CC2K

The Nexus of Pop-Culture Fandom

Crucial top 10 lists for grim times

Written by: Paula Haifley, CC2K Horror Chick


Ten Reasons Why UHF needs to be moved to the top of your Netflix queue. RIGHT NOW.

10. It invented the Twinkie Wiener Sandwich
9. Fran Drescher is only mildly annoying in this movie.

8. Is there a better way to say I love you than with the gift of a spatula? I don’t think there is.
7. In every single moment of the film, the silliest thing that could possibly be happening is exactly what’s happening.
6. Ramon, the animal “expert,” teaches poodles how to fly.
5. It features Emo Philips as a weird-ass shop teacher.
4. On of the characters is named for Philo Farnsworth , the man that invented television.
3. “Supplies!”
2. Michael Richards triumphs over the forces of evil that have stolen his mop.
1. Weird Al.

 

10 reasons why Charlie’s Angles is my favorite trashy movie.

10. They do kung fu in stiletto heels.
9.Lucy Liu fixes the wiring at a drive-thru speaker box. While leaning over Drew Barrymore.
8. Tim Curry. Always sleazy, always awesome.
7. Kelly Preston tries to seduce Bill Murray while wearing an outfit Rick James wouldn’t be caught dead in.
6. Drew Barrymore and Sam Rockwell use Shake N’ Bake as a romance aid.
5. Lucy Liu’s secret identity is that she’s a bikini waxer. They’re call estheticians, guys, and they do all sorts of beauty treatments.
4. Cameron Diaz’s character is a bird expert.
3. Drew uses Scrabble tiles to indicate who the enemy is … by spelling out enemy.
2. Crispin Glover. Always creepy, always awesome.
1. It’s based on my favorite trashy TV show.

10 reasons why Fantastic Four wasn’t "fantastic" so much as "a miserable piece of shit."
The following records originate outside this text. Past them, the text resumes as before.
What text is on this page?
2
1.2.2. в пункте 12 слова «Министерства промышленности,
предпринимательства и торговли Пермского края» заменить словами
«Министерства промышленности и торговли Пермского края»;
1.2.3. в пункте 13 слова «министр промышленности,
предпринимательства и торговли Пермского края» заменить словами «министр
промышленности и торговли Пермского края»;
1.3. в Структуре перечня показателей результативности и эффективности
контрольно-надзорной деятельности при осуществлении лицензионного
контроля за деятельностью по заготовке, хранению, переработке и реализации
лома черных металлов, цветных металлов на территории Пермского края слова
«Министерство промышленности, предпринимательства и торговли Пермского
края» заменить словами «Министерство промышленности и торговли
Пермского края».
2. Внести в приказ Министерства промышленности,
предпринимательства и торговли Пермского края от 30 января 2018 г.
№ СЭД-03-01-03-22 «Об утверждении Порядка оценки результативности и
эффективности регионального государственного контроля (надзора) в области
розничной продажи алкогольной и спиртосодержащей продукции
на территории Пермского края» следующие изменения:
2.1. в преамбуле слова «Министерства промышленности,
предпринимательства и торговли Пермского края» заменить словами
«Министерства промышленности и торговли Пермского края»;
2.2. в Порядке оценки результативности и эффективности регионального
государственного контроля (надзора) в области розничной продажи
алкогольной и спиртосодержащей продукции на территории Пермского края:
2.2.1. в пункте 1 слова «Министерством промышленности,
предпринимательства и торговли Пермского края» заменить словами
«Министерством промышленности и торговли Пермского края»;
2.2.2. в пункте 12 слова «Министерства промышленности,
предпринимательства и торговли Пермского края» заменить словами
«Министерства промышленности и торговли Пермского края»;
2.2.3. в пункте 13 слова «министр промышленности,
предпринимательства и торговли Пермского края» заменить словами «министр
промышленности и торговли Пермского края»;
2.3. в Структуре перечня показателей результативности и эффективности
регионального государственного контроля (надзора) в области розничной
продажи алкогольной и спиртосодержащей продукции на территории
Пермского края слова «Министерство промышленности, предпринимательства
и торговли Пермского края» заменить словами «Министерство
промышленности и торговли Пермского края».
10. Dr. Doom is turning into metal. Excuse me, I mean that some sort of space infection is encasing him in a new organo-metallic compound.
9. Torch actually says “flame on.”
8. Johnny brings in a prototype of an action figure for the Thing. It says “it’s clobberin’ time.” Later, when the Thing has gotten over the fact that he’s the Thing and has come to the rescue of our heroes, he says “it’s clobbering time.” So he’s quoting his own action figure.
7. Julian McMahon isn’t over-acting enough.
6. Where’s Bruce Campbell’s cameo? He’s in the Spidermans and Sky High. What? He’s not good enough for ya, Tim Story?
5. Jessica Alba’s Invisible Woman is “the head of genetic research” for Von Doom’s company. Ha. Ha.
4. Before the super space storm that makes them all freaks, I mean superheroes, Ben Grimm tells Reed Richards that he doesn’t have to do everything himself, that he should stop trying to be “Mr. Fantastic.”
3) The event that causes the Four to use their super powers for the greater good, rescuing innocent citizens all by themselves, is a catastrophic accident that they caused, all by themselves.
2) Moments after the Fantastic Four saved the innocents from the accident that they caused, the Four take a cab back to Reed’s lab. More innocents have not only found out where Reed’s lab is, but have also decided that that’s where the four are going, made signs and banners, showed up outside to glad hand the Four, and have been there long enough for police to put up barriers and block off parts of the street. I know that cab rides in Manhattan can take a long time, but come on.
1) I feel cheated out of some much hoped-for invisi-sex.